Series MVP Gary Matthews hit a three-run homer in the first off Jerry Reuss after two straight two-out singles. Dusty Baker's leadoff home run in the fourth off Steve Carlton put the Dodgers on the board. In the fifth, Pete Rose hit a leadoff single and scored on Mike Schmidt's double to knock Reuss out of the game. Schmidt then moved to third on a groundout and after an intentional walk, scored on Garry Maddox's fielder's choice off Joe Beckwith. Sixto Lezcano added a two-run homer in the sixth off Rick Honeycutt after a two-out single. Baker drove in the Dodgers' other run in the eighth with an RBI single off Ron Reed after a leadoff single. One Dodger fan could be heard screaming "It's a whole new ballgame!" He was immediately pelted with beer, popcorn, and peanut shells by the Phillies faithful. Alas, the Dodger rally was short-lived as Steve Carlton pitched his second win, scattering 10 hits with relief help from Reed and Al Holland. The Phillies moved to their second World Series in four seasons.

Out of the 14 postseason series that Pete Rose played in, this was the only one in which he did not record an RBI. He did hit well in the series, compiling six hits and one walk in 17 plate appearances. Oddly enough, in the 13 series in which Rose had an RBI, he never drove in more than two runs in any of them.

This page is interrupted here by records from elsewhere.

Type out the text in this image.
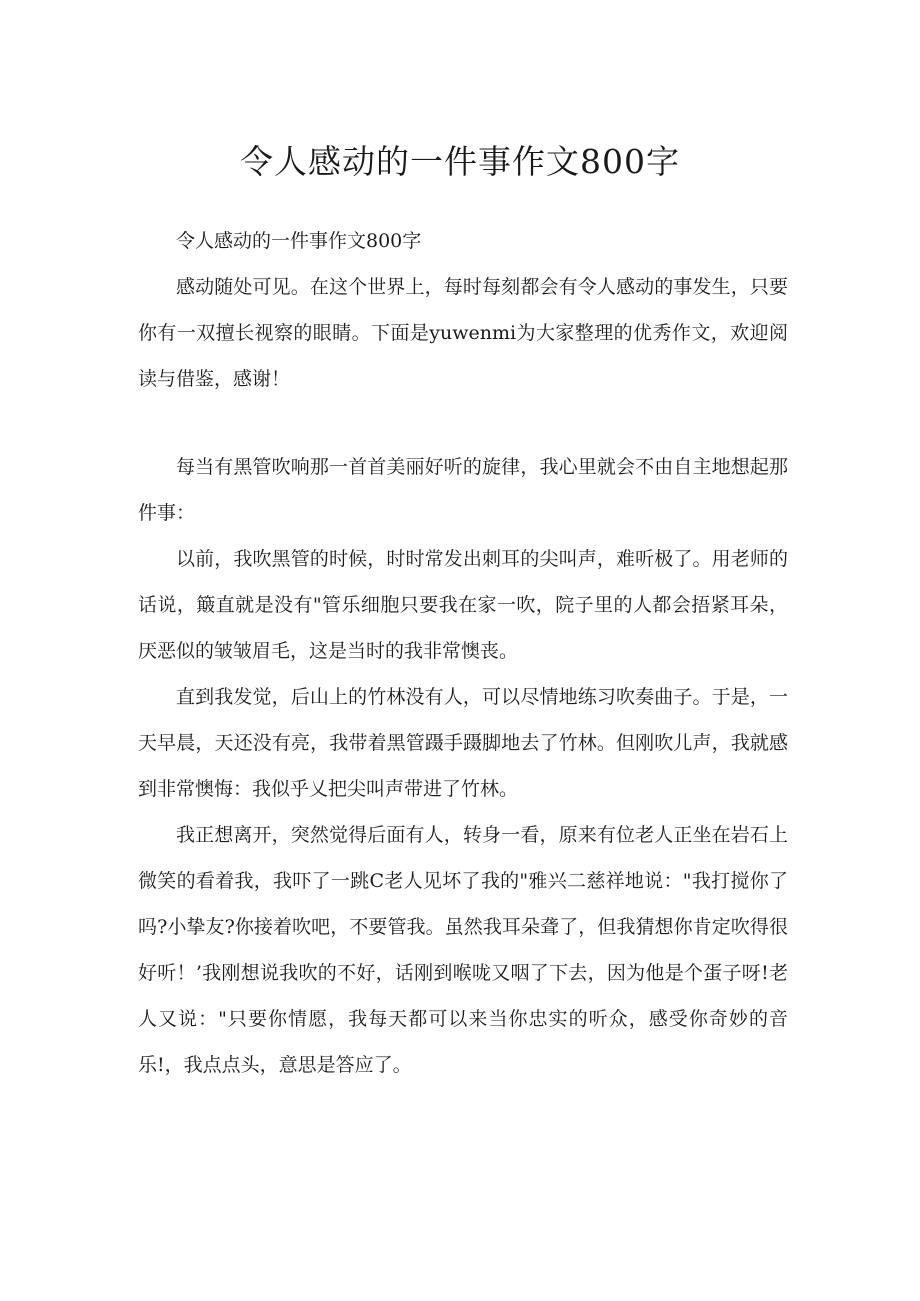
令人感动的一件事作文800字

令人感动的一件事作文800字

感动随处可见。在这个世界上，每时每刻都会有令人感动的事发生，只要你有一双擅长视察的眼睛。下面是yuwenmi为大家整理的优秀作文，欢迎阅读与借鉴，感谢！

每当有黑管吹响那一首首美丽好听的旋律，我心里就会不由自主地想起那件事：

以前，我吹黑管的时候，时时常发出刺耳的尖叫声，难听极了。用老师的话说，簸直就是没有"管乐细胞只要我在家一吹，院子里的人都会捂紧耳朵，厌恶似的皱皱眉毛，这是当时的我非常懊丧。

直到我发觉，后山上的竹林没有人，可以尽情地练习吹奏曲子。于是，一天早晨，天还没有亮，我带着黑管蹑手蹑脚地去了竹林。但刚吹儿声，我就感到非常懊悔：我似乎乂把尖叫声带进了竹林。

我正想离开，突然觉得后面有人，转身一看，原来有位老人正坐在岩石上微笑的看着我，我吓了一跳C老人见坏了我的"雅兴二慈祥地说："我打搅你了吗?小挚友?你接着吹吧，不要管我。虽然我耳朵聋了，但我猜想你肯定吹得很好听！’我刚想说我吹的不好，话刚到喉咙又咽了下去，因为他是个蛋子呀!老人又说："只要你情愿，我每天都可以来当你忠实的听众，感受你奇妙的音乐!，我点点头，意思是答应了。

| Team | 1 | 2 | 3 | 4 | 5 | 6 | 7 | 8 | 9 | R | H | E |
| Los Angeles | 0 | 0 | 0 | 1 | 0 | 0 | 0 | 1 | 0 | 2 | 10 | 0 |
| Philadelphia | 3 | 0 | 0 | 0 | 2 | 2 | 0 | 0 | X | 7 | 13 | 1 |
WP: Steve Carlton (2–0) LP: Jerry Reuss (0–2) Home runs: LAD: Dusty Baker (1) PHI: Gary Matthews (3), Sixto Lezcano (1)

==Composite box==
1983 NLCS (3–1): Philadelphia Phillies over Los Angeles Dodgers

| Team | 1 | 2 | 3 | 4 | 5 | 6 | 7 | 8 | 9 | R | H | E |
| Philadelphia Phillies | 4 | 3 | 1 | 1 | 4 | 2 | 1 | 0 | 0 | 16 | 34 | 5 |
| Los Angeles Dodgers | 1 | 0 | 0 | 3 | 2 | 0 | 0 | 2 | 0 | 8 | 27 | 1 |
Total attendance: 223,914 Average attendance: 55,979

==Broadcasting==
1983 marked the last time that local telecasts of League Championship Series games were allowed. In 1982, Major League Baseball recognized a problem with this due to the emergence of cable superstations such as WTBS in Atlanta and WGN-TV in Chicago. When TBS tried to petition for the right to do a "local" Braves broadcast of the 1982 NLCS, Major League Baseball got a Philadelphia federal court to ban them on the grounds that as a cable superstation, TBS couldn't have a nationwide telecast competing with ABC's.